Another recent skit, “Big Penis Therapy,” took a perceptive look at the damage that unaddressed men’s problems can cause. A woman (Amy Schumer) convinced her “toxic” partner Glenn (Andrew Dismukes) to seek therapy, explaining that it was for men with large penises. Making emotional vulnerability more palatable to Glenn had an effect that was both youthful and effective: although many of Glenn’s male colleagues initially mocked him for going to therapy, they eventually grew jealous when he showed off the toy badge he later earned six months.

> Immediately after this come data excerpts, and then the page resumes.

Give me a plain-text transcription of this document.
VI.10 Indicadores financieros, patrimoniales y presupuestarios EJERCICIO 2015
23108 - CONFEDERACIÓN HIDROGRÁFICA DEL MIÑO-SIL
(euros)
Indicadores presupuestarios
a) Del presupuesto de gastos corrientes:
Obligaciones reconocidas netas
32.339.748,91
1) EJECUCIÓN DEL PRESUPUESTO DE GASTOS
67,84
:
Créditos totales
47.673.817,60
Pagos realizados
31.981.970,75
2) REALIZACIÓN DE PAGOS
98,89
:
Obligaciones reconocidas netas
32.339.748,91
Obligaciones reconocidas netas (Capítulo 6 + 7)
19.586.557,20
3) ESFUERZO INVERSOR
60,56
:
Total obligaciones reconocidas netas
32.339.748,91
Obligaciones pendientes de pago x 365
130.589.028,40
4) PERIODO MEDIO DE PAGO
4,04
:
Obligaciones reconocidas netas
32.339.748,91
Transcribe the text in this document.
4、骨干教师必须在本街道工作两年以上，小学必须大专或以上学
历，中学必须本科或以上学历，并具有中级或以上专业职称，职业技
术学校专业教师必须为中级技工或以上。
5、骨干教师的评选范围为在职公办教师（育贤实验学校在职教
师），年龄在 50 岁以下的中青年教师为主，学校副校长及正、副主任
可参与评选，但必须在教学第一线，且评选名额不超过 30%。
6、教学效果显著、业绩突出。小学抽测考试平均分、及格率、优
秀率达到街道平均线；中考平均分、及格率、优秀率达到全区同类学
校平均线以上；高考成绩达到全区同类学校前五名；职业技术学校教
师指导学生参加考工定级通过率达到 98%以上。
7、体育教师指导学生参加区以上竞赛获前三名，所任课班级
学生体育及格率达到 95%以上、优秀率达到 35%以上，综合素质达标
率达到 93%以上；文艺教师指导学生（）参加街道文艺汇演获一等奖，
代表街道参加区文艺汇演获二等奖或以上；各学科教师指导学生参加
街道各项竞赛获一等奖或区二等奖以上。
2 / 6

If therapy can’t unilaterally solve the problem of angry young men, the sketch goes, that’s at least a start — but getting more men to tap into this resource remains a significant hurdle. (According to a CDC survey, women in the U.S. are more likely than men to seek treatment for mental health issues.) “Heteromale Friend” implied this, closing with a slogan explaining that these types of men are found everywhere… except therapy. The difference between what felt satirical and what just felt true gave way SNL‘s latest sketch on the subject with a difference.
A misstep last night underscored the no-nonsense but effective approach that “Straight Male Friend” took. “Garrett From Hinge” used a completely unfocused premise to explore a different breed of straight male—an angry one. Yang played a Hinge user who was fired at the last minute and looked like a “sucka”. He tracked down the woman he was supposed to be dating (Heidi Gardner) and the man she dumped him for (Kelce) and broke into their apartment demanding answers. Taking turns that felt increasingly bizarre, Garrett repeatedly excused himself into the bathroom, where he told himself he wasn’t going to kill her. The sketch reached a point about Cringe Men and Garrett’s potential for violence, but it felt vague and underdeveloped. If “Straight Male Friend” was a sort of preview of what men need, “Garrett From Hinge” uncomfortably revealed the dark turn things can take when they don’t get it. Although both sketches caricatured the same subject, Yang showed an important possibility with the former: the deeper humor that comes from infusing a comedic perspective with a bit of heart.